HUGO : Oui, mon Oncle, mais ils ont un peu froid en ce moment.
ONCLE ANATOLE : Pas étonnant, avec ce courant d'air ! Tu veux que je ferme la fenêtre ?
HUGO : Mais il n'y a pas de fenêtre, ici, mon Oncle.
ONCLE ANATOLE : Ha ha ! Bien vu, mon gaillard, je te faisais marcher ! Alors, dis-moi, as-tu trouvé ton bonheur, finalement ?
HUGO : Oui, je crois, oui... j'ai eu beaucoup de gens pour m'aimer, et j'ai toujours fait ce qui m'intéressait...
ONCLE ANATOLE : Pourtant, tu n'as pas l'air content.
HUGO : C'est que... j'ai l'impression d'avoir manqué quelque chose, ou d'avoir oublié...comme si il y avait eu une chose dans cette vie que je devais absolument faire, mais que je n'avais pas su trouver de quoi il s'agissait...
ONCLE ANATOLE (semble regarder par la fenêtre) : Oui, je vois ce que tu veux dire. Tu sais, il y a très longtemps, avant que je me déguise en ours pour aller effrayer les campeurs dans la grotte, et avant que j'embarque sur ce bateau qui a coulé deux jours plus tard au milieu de l'océan, m'abandonnant sur une île déserte... avant toutes mes aventures, Hugo, quand j'étais encore tout jeune, j'ai un jour compris que je devais passer ma vie à vagabonder, à chercher de ville en ville, de mer en mer, de monde en monde ce qu'il me fallait vraiment trouver, la raison de ma venue dans cette vie. Quelque part, je croyais vaguement que quelqu'un m'attendrait, ou quelque chose, qui me dirait qui j'étais vraiment et pourquoi j'étais là, et qui me donnerait enfin quelque chose à faire, une chose pour laquelle j'étais né et que moi seul pouvais accomplir. Et j'ai couru le monde, comme tu le sais... les gens me trouvaient fantasque, inconstant, et parbleu ! je l'étais... Mais quelque part, tout au bout, j'étais persuadé que je trouverais ce qui m'avait amené ici, ce que je devais vraiment faire. Veux-tu savoir, Hugo ? J'ai tout essayé. J'ai tout fait, tout ce qui peut se concevoir, dans tous les endroits possibles et imaginables. Et je n'ai pas trouvé. Le jour où je suis mort, pourtant, je savais encore qu'il existait quelque chose pour moi dans ce monde, pour moi seulement, et que si je ne l'avais pas trouvé, c'était peut-être tout simplement que je ne l'avais pas vu. Oui, peut-être l'avais-je trouvé, mais je ne l'avais pas vu.
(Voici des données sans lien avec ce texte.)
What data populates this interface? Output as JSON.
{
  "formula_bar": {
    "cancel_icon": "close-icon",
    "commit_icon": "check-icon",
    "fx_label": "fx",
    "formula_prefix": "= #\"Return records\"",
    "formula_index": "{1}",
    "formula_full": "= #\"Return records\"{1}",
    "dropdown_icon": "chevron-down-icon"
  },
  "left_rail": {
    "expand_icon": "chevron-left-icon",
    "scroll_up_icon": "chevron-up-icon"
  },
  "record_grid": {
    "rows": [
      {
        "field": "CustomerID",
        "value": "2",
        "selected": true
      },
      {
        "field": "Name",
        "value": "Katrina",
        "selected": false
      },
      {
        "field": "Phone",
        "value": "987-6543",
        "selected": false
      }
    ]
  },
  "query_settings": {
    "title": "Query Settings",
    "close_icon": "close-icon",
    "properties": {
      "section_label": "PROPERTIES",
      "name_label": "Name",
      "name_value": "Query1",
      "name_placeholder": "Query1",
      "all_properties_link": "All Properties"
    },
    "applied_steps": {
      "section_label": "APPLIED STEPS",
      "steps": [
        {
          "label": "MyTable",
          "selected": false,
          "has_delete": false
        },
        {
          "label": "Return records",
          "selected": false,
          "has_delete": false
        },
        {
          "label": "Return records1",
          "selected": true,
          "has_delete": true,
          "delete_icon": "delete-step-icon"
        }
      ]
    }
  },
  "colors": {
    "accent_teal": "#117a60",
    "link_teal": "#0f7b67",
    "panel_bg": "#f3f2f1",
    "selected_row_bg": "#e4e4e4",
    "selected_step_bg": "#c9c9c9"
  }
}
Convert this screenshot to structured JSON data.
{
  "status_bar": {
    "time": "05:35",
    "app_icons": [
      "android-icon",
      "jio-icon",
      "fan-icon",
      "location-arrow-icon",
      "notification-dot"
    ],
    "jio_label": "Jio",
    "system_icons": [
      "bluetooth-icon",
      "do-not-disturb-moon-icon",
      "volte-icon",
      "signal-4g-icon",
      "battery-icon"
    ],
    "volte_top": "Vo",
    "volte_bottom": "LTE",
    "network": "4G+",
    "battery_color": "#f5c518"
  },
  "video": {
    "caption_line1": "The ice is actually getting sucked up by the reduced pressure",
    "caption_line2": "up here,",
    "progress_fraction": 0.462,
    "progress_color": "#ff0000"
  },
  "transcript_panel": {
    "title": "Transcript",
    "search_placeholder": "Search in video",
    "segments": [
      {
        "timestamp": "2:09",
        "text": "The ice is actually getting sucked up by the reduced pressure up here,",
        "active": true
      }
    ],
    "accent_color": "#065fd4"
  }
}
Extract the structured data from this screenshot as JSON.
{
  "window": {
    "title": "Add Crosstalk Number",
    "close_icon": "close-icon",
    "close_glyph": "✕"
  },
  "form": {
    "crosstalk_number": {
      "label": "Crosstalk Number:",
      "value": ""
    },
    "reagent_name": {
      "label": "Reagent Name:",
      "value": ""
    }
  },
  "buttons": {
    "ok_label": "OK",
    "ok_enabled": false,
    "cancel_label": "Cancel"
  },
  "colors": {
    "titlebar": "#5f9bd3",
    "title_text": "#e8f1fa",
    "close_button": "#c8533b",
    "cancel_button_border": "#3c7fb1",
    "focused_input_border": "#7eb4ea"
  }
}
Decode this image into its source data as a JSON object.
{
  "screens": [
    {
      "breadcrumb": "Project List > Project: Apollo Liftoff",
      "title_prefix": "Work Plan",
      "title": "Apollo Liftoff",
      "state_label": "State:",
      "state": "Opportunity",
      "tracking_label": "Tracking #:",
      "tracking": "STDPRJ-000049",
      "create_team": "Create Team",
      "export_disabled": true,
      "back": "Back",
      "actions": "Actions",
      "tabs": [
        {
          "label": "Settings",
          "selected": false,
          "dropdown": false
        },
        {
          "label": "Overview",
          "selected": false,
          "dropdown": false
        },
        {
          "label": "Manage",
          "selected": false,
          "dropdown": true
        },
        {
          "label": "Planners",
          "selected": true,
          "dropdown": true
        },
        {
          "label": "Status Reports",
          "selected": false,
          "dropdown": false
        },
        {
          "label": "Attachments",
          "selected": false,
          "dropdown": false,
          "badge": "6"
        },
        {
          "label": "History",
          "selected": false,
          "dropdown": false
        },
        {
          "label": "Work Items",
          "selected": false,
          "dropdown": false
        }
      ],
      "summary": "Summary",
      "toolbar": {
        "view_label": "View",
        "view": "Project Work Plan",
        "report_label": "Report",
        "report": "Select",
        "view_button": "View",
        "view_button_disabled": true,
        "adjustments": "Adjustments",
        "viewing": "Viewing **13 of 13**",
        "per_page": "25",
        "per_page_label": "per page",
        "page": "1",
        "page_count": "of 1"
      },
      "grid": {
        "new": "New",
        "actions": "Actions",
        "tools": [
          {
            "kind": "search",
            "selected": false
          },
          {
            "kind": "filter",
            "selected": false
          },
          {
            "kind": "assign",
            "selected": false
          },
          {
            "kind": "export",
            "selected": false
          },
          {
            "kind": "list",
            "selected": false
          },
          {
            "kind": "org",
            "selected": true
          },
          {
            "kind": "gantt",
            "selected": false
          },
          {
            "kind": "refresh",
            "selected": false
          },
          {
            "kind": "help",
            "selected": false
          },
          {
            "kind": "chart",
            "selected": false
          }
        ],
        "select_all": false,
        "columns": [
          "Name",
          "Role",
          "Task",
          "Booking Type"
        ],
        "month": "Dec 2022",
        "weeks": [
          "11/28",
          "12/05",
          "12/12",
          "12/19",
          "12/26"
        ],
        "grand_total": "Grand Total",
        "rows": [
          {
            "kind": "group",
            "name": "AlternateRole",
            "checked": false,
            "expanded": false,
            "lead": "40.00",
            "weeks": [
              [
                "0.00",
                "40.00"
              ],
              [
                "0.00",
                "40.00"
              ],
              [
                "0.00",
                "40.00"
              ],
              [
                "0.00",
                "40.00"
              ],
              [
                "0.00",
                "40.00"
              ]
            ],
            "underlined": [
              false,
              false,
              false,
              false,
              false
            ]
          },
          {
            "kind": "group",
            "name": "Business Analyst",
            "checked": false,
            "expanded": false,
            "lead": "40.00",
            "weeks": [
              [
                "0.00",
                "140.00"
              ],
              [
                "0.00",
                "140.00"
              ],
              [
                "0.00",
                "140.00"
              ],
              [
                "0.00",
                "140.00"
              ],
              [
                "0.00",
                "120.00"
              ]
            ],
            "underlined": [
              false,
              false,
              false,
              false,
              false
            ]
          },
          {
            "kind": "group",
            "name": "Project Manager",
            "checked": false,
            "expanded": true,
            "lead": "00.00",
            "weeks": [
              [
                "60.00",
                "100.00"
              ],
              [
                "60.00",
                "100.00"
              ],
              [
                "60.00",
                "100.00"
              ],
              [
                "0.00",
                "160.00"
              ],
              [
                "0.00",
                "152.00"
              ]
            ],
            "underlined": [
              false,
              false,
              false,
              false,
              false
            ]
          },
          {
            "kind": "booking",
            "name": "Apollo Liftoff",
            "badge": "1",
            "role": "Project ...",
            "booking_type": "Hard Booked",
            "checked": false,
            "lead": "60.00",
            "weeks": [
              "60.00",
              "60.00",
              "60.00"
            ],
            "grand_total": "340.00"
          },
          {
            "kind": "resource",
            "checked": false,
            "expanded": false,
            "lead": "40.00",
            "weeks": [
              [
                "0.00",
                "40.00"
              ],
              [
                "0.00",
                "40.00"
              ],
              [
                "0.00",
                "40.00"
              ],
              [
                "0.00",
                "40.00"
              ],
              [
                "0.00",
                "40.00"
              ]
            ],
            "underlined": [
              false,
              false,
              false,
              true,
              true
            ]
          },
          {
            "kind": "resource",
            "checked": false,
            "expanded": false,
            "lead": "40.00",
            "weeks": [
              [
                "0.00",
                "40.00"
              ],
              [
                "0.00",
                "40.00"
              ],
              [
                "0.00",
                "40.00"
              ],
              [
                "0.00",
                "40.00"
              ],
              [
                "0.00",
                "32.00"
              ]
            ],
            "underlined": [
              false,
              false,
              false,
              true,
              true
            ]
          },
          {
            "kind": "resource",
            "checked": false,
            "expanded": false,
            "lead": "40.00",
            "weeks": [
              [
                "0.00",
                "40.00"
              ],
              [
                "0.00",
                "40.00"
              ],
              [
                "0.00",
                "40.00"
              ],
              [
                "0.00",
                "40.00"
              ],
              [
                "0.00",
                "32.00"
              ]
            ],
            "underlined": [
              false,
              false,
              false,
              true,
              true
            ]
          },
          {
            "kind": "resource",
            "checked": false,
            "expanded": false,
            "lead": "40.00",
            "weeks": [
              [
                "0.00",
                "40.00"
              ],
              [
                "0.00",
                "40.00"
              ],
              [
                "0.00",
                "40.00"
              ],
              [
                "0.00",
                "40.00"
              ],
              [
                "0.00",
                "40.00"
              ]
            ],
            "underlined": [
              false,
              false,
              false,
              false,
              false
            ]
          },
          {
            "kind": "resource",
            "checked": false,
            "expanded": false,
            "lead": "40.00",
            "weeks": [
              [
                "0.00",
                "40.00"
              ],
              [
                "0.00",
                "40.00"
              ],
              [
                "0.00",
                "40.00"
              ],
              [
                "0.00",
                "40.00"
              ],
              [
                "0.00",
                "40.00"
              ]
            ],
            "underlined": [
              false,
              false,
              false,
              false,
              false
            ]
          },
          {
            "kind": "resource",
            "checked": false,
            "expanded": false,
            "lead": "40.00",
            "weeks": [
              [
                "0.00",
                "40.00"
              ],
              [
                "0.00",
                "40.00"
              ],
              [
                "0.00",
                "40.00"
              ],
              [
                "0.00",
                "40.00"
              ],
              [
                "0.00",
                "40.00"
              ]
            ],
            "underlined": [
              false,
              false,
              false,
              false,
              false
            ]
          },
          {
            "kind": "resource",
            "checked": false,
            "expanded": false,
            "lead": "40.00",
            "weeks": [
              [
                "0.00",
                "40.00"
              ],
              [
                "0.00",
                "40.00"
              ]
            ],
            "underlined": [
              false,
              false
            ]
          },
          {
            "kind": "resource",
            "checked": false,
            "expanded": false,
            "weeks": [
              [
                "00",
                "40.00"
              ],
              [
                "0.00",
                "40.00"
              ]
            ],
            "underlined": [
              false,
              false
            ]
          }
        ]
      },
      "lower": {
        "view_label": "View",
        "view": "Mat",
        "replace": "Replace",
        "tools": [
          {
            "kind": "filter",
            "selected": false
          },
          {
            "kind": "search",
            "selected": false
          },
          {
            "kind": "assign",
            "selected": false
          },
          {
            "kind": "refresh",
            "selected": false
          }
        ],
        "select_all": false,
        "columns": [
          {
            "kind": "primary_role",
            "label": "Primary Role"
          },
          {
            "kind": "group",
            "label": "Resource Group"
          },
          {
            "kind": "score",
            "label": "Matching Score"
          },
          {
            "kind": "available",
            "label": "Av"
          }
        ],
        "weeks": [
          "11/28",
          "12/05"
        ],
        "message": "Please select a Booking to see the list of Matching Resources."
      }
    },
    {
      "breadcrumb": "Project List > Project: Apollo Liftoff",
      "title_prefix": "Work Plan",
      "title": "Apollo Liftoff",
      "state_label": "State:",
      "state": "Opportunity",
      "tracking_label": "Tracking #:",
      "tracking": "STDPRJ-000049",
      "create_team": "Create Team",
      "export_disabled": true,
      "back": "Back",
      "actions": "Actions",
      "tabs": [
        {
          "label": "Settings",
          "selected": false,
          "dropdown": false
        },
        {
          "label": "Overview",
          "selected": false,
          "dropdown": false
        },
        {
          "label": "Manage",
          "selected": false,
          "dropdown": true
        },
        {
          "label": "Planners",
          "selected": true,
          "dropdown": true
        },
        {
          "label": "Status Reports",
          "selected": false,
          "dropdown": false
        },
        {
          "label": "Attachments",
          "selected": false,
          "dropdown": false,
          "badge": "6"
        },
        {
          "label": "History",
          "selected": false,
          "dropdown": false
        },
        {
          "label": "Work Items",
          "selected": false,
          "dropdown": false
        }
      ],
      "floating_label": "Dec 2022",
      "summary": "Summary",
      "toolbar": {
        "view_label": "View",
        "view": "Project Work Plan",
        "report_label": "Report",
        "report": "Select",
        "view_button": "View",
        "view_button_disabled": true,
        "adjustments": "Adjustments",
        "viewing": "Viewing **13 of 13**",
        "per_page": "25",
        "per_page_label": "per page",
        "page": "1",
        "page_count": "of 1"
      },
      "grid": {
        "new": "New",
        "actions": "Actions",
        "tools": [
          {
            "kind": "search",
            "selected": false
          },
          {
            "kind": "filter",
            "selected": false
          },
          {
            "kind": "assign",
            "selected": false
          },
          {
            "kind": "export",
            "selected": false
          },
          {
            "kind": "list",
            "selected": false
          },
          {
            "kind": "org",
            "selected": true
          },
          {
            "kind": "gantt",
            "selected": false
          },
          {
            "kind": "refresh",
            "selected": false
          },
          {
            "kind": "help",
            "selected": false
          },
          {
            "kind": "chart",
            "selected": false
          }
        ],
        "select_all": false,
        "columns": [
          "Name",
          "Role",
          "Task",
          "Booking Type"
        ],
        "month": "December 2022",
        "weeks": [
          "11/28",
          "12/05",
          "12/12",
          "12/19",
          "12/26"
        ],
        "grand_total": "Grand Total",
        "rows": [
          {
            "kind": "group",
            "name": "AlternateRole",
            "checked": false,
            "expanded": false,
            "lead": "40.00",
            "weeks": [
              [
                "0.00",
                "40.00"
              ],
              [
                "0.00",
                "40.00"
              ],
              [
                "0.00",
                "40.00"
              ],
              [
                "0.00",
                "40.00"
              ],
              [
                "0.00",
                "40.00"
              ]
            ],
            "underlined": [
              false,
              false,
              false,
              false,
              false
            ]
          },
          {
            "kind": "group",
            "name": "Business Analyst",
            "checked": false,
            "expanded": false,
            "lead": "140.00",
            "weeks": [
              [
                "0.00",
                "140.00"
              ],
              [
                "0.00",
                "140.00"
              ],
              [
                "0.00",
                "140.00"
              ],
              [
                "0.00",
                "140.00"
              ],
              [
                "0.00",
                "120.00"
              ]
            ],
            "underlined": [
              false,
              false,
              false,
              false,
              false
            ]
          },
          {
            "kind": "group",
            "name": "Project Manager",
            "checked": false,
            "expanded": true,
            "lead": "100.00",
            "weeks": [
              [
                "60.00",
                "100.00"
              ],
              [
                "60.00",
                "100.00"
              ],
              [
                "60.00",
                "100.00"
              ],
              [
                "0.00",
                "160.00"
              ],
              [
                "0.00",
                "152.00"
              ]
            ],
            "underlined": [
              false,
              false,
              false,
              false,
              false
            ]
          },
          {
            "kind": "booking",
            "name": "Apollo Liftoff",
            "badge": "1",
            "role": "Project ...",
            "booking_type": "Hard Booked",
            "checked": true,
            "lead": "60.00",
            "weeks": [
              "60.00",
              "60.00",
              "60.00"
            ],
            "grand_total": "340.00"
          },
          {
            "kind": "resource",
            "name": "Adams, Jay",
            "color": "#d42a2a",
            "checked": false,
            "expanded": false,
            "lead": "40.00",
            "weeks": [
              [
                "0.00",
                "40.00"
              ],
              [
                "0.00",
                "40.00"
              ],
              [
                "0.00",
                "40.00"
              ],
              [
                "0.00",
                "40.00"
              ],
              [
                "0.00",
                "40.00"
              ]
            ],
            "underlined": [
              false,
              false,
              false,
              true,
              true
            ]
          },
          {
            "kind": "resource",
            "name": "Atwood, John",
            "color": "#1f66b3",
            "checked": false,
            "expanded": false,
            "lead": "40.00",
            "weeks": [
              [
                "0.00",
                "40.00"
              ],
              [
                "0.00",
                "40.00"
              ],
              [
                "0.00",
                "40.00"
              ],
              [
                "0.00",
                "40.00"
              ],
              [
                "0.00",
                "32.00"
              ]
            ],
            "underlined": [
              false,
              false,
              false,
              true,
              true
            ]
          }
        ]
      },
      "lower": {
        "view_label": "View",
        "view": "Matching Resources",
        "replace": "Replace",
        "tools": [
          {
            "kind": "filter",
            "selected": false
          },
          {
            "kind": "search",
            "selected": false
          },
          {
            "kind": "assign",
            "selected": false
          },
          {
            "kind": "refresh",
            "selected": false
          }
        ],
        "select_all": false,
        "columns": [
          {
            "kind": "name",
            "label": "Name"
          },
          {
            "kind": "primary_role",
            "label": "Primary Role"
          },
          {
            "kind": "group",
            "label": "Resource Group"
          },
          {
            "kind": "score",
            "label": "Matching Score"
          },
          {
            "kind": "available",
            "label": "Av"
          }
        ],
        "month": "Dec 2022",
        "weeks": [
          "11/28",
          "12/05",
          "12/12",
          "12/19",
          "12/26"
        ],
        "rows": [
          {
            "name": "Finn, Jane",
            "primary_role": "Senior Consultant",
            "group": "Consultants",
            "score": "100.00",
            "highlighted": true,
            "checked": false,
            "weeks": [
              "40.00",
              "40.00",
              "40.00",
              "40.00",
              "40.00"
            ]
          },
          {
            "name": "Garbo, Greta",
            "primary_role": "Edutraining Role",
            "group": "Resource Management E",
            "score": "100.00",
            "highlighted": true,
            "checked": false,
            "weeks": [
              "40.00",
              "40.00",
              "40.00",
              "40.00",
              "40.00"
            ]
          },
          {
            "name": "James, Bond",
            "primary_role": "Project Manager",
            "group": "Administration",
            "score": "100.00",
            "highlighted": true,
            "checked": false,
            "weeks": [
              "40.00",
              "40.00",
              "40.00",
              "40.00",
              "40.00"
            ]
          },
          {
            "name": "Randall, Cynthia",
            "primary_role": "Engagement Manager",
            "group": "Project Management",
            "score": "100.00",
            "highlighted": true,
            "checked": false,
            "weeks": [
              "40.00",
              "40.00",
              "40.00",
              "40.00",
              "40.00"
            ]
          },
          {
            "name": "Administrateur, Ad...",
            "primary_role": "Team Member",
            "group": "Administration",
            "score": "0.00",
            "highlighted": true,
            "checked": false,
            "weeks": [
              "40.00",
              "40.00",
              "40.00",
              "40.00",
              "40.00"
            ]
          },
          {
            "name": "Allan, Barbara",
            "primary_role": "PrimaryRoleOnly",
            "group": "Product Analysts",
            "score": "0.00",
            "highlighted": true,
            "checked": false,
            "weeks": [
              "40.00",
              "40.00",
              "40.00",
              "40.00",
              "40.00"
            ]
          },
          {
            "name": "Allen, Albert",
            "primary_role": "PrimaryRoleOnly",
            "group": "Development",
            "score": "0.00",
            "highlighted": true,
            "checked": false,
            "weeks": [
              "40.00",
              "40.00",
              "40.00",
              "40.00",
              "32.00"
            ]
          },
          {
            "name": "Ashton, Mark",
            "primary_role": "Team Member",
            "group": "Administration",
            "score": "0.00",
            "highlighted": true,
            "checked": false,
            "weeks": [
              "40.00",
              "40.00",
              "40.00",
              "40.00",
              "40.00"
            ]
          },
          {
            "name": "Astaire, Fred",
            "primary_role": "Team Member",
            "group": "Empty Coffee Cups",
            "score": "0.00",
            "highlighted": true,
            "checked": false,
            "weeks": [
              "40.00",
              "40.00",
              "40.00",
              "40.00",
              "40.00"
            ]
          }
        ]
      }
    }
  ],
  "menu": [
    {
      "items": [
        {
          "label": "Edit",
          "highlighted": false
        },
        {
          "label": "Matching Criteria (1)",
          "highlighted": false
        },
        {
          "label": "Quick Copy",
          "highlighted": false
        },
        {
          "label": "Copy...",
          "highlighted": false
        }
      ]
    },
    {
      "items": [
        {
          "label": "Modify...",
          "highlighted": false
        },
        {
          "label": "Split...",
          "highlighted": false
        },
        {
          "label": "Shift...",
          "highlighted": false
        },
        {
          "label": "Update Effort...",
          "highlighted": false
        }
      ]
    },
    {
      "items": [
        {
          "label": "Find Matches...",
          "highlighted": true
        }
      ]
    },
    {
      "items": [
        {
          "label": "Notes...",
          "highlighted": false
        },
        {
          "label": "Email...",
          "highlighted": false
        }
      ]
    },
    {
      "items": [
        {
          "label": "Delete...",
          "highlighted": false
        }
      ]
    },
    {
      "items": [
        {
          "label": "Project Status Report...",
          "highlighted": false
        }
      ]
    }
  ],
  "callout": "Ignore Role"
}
Pas reconnu, peut-être. Est-ce que tu comprends, Hugo ?
HUGO : Oui, oui, je crois, mon Oncle... dites-moi... comment êtes-vous mort, au juste ? je ne me rappelle plus...
ONCLE ANATOLE : As-tu encore mon cadeau, Hugo ? Celui que tu voulais tant ?
HUGO : Le crâne de l'inventeur ? Oh, mon oncle, je suis bien désolé, je crois que je l'ai perdu... je ne l'ai pas fait exprès, vous savez...
ONCLE ANATOLE : Ce n'est pas bien grave, mon bonhomme. L'essentiel, c'est qu'il ait été avec toi une partie du chemin. On ne peut en demander plus à personne.
HUGO : Dites-moi, mon Oncle... comment êtes-vous mort ?
ONCLE ANATOLE : Aucune importance... je suis mort dans la misère la plus noire.
(silence : HUGO tente de se retourner dans son lit, avec peine)
VOIX DU CRÂNE : Tu es fatigué, Hugo. Tu devrais dormir, maintenant.
HUGO : Eugène... c'est vous ?
(derrière lui, sur la table de chevet qui s'illumine, apparaît le CRÂNE ; la zone éclairée s'élargit pour dévoiler un mur jaune, au fond)
Alors, vous aussi, vous êtes là... vous devez m'en vouloir... si vous saviez comme je regrette de vous avoir laissé là-bas... vraiment, je ne voulais pas... comment avez-vous fait pour vous en sortir ?
LE CRÂNE : Je n'en suis pas sorti. Là-bas, maintenant, c'est ici.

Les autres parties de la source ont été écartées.